Machine learning has emerged as a leading force in revolutionizing technology, education, and almost every aspect of our lives. Reinforcement learning is a sub-field of machine learning that deals with the effects of dynamic feedback and systems that interact with the environment. In these settings, classic statistical and algorithmic guarantees often do not hold because of non i.i.d. data, dynamic feedback, and distribution shift.
We develop a framework for single trajectory learning of nonlinear dynamical systems using mixing arguments. Our main result studies the landscape of empirical risk minimization for learning nonlinear dynamical systems from a single trajectory, and provides uniform gradient convergence guarantee, which is combined with novel one-point convexity to facilitate the learning of nonlinear dynamical systems. Our proposed framework allows for non-convex loss landscape and our sample complexity and statistical error rates are optimal in terms of the trajectory length, dimensions of the system and input/noise strength.
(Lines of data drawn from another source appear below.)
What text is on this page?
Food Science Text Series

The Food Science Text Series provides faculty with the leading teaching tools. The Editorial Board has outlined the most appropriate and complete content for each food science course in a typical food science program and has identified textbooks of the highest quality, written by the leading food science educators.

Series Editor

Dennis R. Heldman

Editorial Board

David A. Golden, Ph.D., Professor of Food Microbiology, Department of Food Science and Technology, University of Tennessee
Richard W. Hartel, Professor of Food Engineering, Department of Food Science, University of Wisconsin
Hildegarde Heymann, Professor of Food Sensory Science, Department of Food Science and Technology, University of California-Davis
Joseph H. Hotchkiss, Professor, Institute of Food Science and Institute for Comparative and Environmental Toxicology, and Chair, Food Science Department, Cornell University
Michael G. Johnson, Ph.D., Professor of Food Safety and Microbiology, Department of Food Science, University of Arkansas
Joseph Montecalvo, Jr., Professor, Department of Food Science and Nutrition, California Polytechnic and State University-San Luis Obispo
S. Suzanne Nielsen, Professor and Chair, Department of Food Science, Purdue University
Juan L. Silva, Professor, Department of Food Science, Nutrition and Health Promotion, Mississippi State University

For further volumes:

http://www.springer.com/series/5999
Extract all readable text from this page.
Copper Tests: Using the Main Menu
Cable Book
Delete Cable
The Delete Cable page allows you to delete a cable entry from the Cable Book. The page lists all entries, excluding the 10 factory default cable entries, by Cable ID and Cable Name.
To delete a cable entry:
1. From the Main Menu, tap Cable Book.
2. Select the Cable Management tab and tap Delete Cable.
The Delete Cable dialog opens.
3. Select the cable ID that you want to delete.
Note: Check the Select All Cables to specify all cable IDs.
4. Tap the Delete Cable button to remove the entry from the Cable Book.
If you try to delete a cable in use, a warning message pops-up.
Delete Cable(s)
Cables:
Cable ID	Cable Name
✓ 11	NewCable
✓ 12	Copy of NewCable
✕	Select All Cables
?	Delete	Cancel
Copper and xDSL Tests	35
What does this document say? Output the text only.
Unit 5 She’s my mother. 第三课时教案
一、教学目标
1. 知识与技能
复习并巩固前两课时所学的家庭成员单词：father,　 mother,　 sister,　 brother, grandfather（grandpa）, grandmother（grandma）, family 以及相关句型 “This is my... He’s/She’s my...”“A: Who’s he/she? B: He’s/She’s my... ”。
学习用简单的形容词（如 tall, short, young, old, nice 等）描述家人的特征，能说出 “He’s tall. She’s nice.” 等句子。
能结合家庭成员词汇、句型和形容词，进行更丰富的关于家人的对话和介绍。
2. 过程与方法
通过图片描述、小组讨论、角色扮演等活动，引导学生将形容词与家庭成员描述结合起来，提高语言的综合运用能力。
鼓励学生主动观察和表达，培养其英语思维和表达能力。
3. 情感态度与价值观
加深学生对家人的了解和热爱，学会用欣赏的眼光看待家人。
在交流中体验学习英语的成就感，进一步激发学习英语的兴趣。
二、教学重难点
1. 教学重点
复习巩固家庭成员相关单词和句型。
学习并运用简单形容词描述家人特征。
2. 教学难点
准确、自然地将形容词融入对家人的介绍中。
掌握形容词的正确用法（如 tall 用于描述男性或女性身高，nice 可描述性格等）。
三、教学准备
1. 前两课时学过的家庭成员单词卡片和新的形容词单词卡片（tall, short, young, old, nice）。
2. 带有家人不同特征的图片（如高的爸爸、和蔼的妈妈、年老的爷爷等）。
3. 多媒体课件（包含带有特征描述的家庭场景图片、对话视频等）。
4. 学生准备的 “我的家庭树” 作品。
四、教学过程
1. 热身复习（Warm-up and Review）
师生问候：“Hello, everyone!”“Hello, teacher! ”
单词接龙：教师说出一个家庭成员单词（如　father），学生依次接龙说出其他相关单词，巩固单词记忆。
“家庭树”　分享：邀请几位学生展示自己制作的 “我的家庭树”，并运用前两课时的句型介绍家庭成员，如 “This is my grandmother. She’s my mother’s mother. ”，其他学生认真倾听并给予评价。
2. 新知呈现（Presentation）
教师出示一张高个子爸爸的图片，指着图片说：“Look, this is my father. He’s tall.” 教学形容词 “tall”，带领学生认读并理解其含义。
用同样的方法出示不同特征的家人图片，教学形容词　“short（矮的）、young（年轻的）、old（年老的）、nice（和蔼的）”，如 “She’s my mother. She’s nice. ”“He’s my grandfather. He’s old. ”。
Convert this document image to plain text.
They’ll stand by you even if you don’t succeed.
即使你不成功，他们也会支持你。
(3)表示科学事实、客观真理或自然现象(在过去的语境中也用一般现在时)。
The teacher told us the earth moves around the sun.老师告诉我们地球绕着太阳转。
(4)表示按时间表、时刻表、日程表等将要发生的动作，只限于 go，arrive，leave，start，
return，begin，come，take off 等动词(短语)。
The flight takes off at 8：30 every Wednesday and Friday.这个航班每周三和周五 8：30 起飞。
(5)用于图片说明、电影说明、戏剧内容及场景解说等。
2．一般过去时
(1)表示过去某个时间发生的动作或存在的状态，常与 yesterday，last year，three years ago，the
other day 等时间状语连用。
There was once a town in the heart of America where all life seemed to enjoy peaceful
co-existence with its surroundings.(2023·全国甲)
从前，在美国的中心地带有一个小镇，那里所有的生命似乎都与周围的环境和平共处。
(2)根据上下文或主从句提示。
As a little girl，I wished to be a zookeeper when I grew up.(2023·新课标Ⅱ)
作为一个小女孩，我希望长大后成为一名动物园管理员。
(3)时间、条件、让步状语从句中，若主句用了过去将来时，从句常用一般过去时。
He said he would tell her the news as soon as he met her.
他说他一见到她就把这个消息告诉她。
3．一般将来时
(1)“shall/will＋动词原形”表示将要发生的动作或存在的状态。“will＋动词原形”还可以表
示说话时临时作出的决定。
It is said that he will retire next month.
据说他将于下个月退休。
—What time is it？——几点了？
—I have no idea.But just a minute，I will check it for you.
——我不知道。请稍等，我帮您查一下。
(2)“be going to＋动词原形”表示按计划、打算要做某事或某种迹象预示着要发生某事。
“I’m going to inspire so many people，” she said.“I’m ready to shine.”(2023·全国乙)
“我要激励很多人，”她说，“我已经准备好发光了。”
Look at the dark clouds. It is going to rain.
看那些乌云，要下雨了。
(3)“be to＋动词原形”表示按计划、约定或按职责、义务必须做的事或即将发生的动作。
Next, we study the problem of learning bilinear dynamical systems from a single trajectory of the system’s states and inputs. Our main contribution is the application of martingale small-ball arguments to derive learning guarantees for non-mixing bilinear dynamical systems. We further extend our analysis to time varying dynamical systems by studying the problem of learning non-mixing Markov jump systems. Specifically, we learn the dynamics in each mode and the Markov transition matrix, underlying the evolution of the mode switches, from a single trajectory of the system’s states, inputs, and modes. Our sample complexity and statistical error rates are optimal in terms of the trajectory length, the dimensions of the system and the input/noise strength.
Lastly, as a preliminary to the problem of finding the best LTI dynamical system that can minimize least-squares loss given a single trajectory of an unknown dynamical system, we study the simpler problem of finding the best linear model in high dimensions, given a dataset. Specifically, we analyze projected gradient descent algorithm to estimate the population minimizer in the finite sample regime. We show that the nonlinearity of the problem can be treated as uncorrelated noise and establish linear convergence rate and data-dependent estimation error bounds for the projected gradient descent algorithm.